David_ I'm a high school drop-out. Tested my way into college, dropped out and restarted several times, no degree.

My educational opportunities have all come from reading material available at any public library with subscriptions to Scientific American and New Scientist.

Critical thinking is not a habit exclusive to the college educated but is helpful to any handyman, chef or fisherman. The only needed skill is to look at facts, reputation and consistency.

If all anybody read about Climate Change for a year was WUWT the contradictory nature of their various denials should send up sufficient red flags.
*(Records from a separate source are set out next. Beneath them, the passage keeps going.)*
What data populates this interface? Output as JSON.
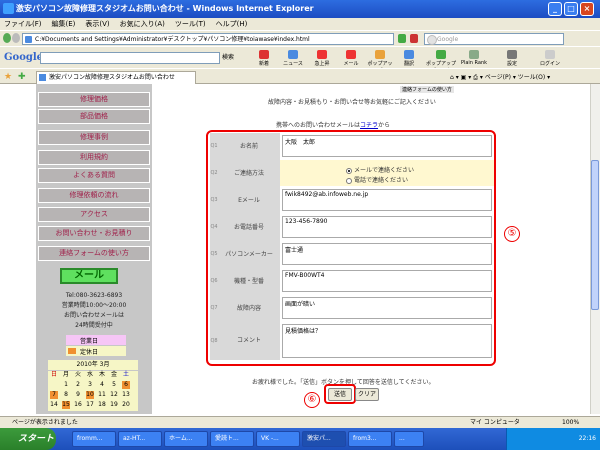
{
  "window": {
    "title": "激安パソコン故障修理スタジオムお問い合わせ - Windows Internet Explorer",
    "buttons": [
      "_",
      "□",
      "×"
    ]
  },
  "menu": [
    "ファイル(F)",
    "編集(E)",
    "表示(V)",
    "お気に入り(A)",
    "ツール(T)",
    "ヘルプ(H)"
  ],
  "address": {
    "value": "C:¥Documents and Settings¥Administrator¥デスクトップ¥パソコン修理¥toiawase¥index.html",
    "search_placeholder": "Google"
  },
  "googlebar": {
    "logo": "Google",
    "search_label": "検索",
    "tools": [
      {
        "label": "新着",
        "color": "#d33"
      },
      {
        "label": "ニュース",
        "color": "#4a8ae0"
      },
      {
        "label": "急上昇",
        "color": "#e33"
      },
      {
        "label": "メール",
        "color": "#e33"
      },
      {
        "label": "ポップアップ",
        "color": "#e9a23b"
      },
      {
        "label": "翻訳",
        "color": "#4a8ae0"
      },
      {
        "label": "ポップアップ ブロック",
        "color": "#4a4"
      },
      {
        "label": "Plain Rank",
        "color": "#8a8"
      },
      {
        "label": "設定",
        "color": "#777"
      },
      {
        "label": "ログイン",
        "color": "#ccc"
      }
    ]
  },
  "tab": {
    "label": "激安パソコン故障修理スタジオムお問い合わせ"
  },
  "sidebar": {
    "nav": [
      "修理価格",
      "部品価格",
      "修理事例",
      "利用規約",
      "よくある質問",
      "修理依頼の流れ",
      "アクセス",
      "お問い合わせ・お見積り",
      "連絡フォームの使い方"
    ],
    "mail_button": "メール",
    "tel": "Tel:080-3623-6893",
    "hours": "営業時間10:00〜20:00",
    "inquiry": "お問い合わせメールは",
    "accept": "24時間受付中",
    "legend_open": "営業日",
    "legend_closed": "定休日",
    "calendar_title": "2010年 3月",
    "calendar_days": [
      "日",
      "月",
      "火",
      "水",
      "木",
      "金",
      "土"
    ],
    "calendar_rows": [
      [
        "",
        "1",
        "2",
        "3",
        "4",
        "5",
        "6"
      ],
      [
        "7",
        "8",
        "9",
        "10",
        "11",
        "12",
        "13"
      ],
      [
        "14",
        "15",
        "16",
        "17",
        "18",
        "19",
        "20"
      ]
    ]
  },
  "main": {
    "link_tag": "連絡フォームの使い方",
    "intro": "故障内容・お見積もり・お問い合せ等お気軽にご記入ください",
    "mobile_note": "携帯へのお問い合わせメールは",
    "mobile_link": "コチラ",
    "mobile_suffix": "から",
    "rows": [
      {
        "num": "Q1",
        "label": "お名前",
        "value": "大阪　太郎"
      },
      {
        "num": "Q2",
        "label": "ご連絡方法",
        "value": ""
      },
      {
        "num": "Q3",
        "label": "Eメール",
        "value": "fwik8492@ab.infoweb.ne.jp"
      },
      {
        "num": "Q4",
        "label": "お電話番号",
        "value": "123-456-7890"
      },
      {
        "num": "Q5",
        "label": "パソコンメーカー",
        "value": "富士通"
      },
      {
        "num": "Q6",
        "label": "機種・型番",
        "value": "FMV-B00WT4"
      },
      {
        "num": "Q7",
        "label": "故障内容",
        "value": "画面が暗い"
      },
      {
        "num": "Q8",
        "label": "コメント",
        "value": "見積価格は？"
      }
    ],
    "contact_options": [
      "メールで連絡ください",
      "電話で連絡ください"
    ],
    "footer_note": "お疲れ様でした。「送信」ボタンを押して回答を送信してください。",
    "submit": "送信",
    "clear": "クリア",
    "callout_5": "⑤",
    "callout_6": "⑥"
  },
  "statusbar": {
    "left": "ページが表示されました",
    "zone": "マイ コンピュータ",
    "zoom": "100%"
  },
  "taskbar": {
    "start": "スタート",
    "tasks": [
      "fromm...",
      "az-HT...",
      "ホーム...",
      "愛読ト...",
      "VK -...",
      "激安パ...",
      "from3...",
      "..."
    ],
    "clock": "22:16"
  }
}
The real problem is that emotionally we are unable to let go of our toys.

David B. Benson said...

Pangolin --- Self-educated; wonderful.

Would more engage in life-long learning.

David B. Benson said...

Michael Tobis --- Even if you can afford focus groups.

[Whatever those are...]

IA said...

OT, but Michael you quote Robert Kennedy. This quote from him is one of my favourites:

"Each time a man stands up for an ideal, or acts to improve the lot of others, or strikes out against injustice, he sends forth a tiny ripple of hope, and crossing each other from a million different centers of energy and daring those ripples build a current which can sweep down the mightiest walls of oppression and resistance."
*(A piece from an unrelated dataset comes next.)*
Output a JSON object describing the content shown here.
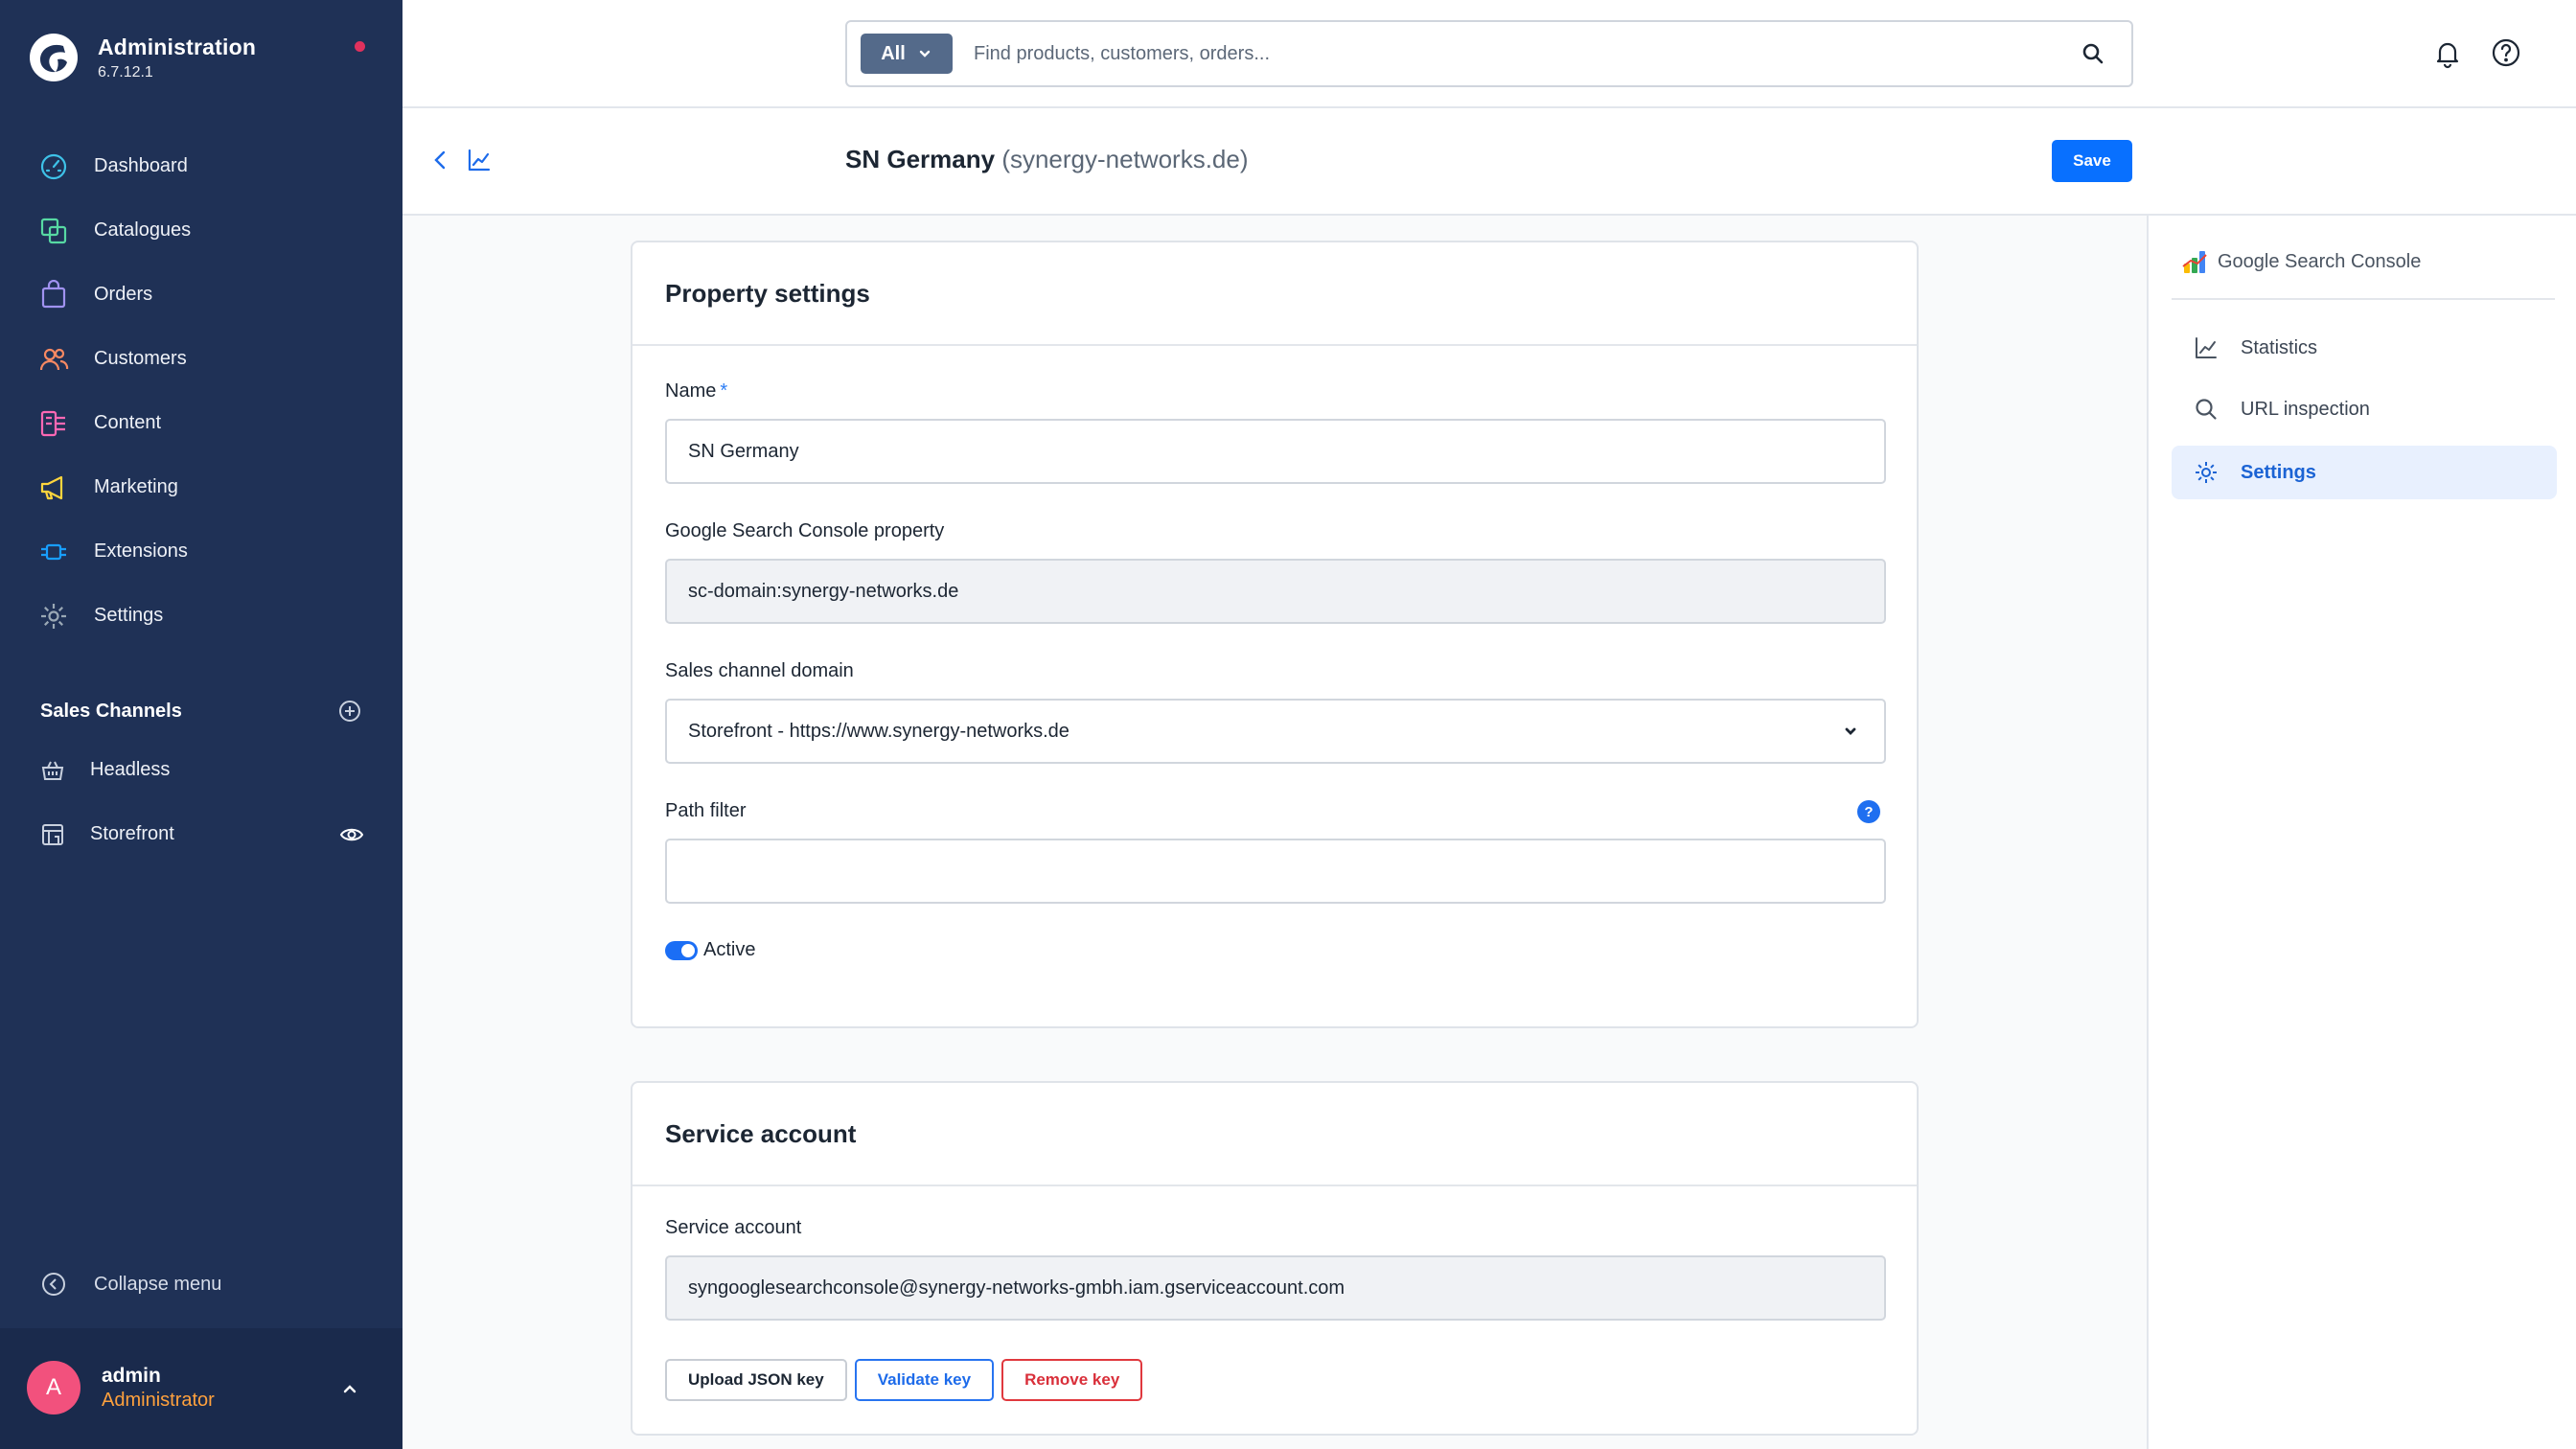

(your website is one of those ripples)

susan said...

I do like "bunkosphere". Good work, and glad to see Gore goring the bullshitters. I don't know what all we can do, but better something than nothing.

Oddly, the "guys on the street" I talk to (mechanic, repairpeople, home health aides, and odd conversations on the sidewalks of Boston) find a population almost universally worried and very ready to understand. It's only the partially educated who get all het up with hate.

too weird: wv "fulaggr"[ession]

susan said...

Note also that reporters are being bombarded with subtle "you are your own worst enemy" stuff - I suspect this is the trouble with Revkin and Kloor, and I've seen it in action at Chris Mooney's place. Kill the messenger was the first, and it was very successful with Gore.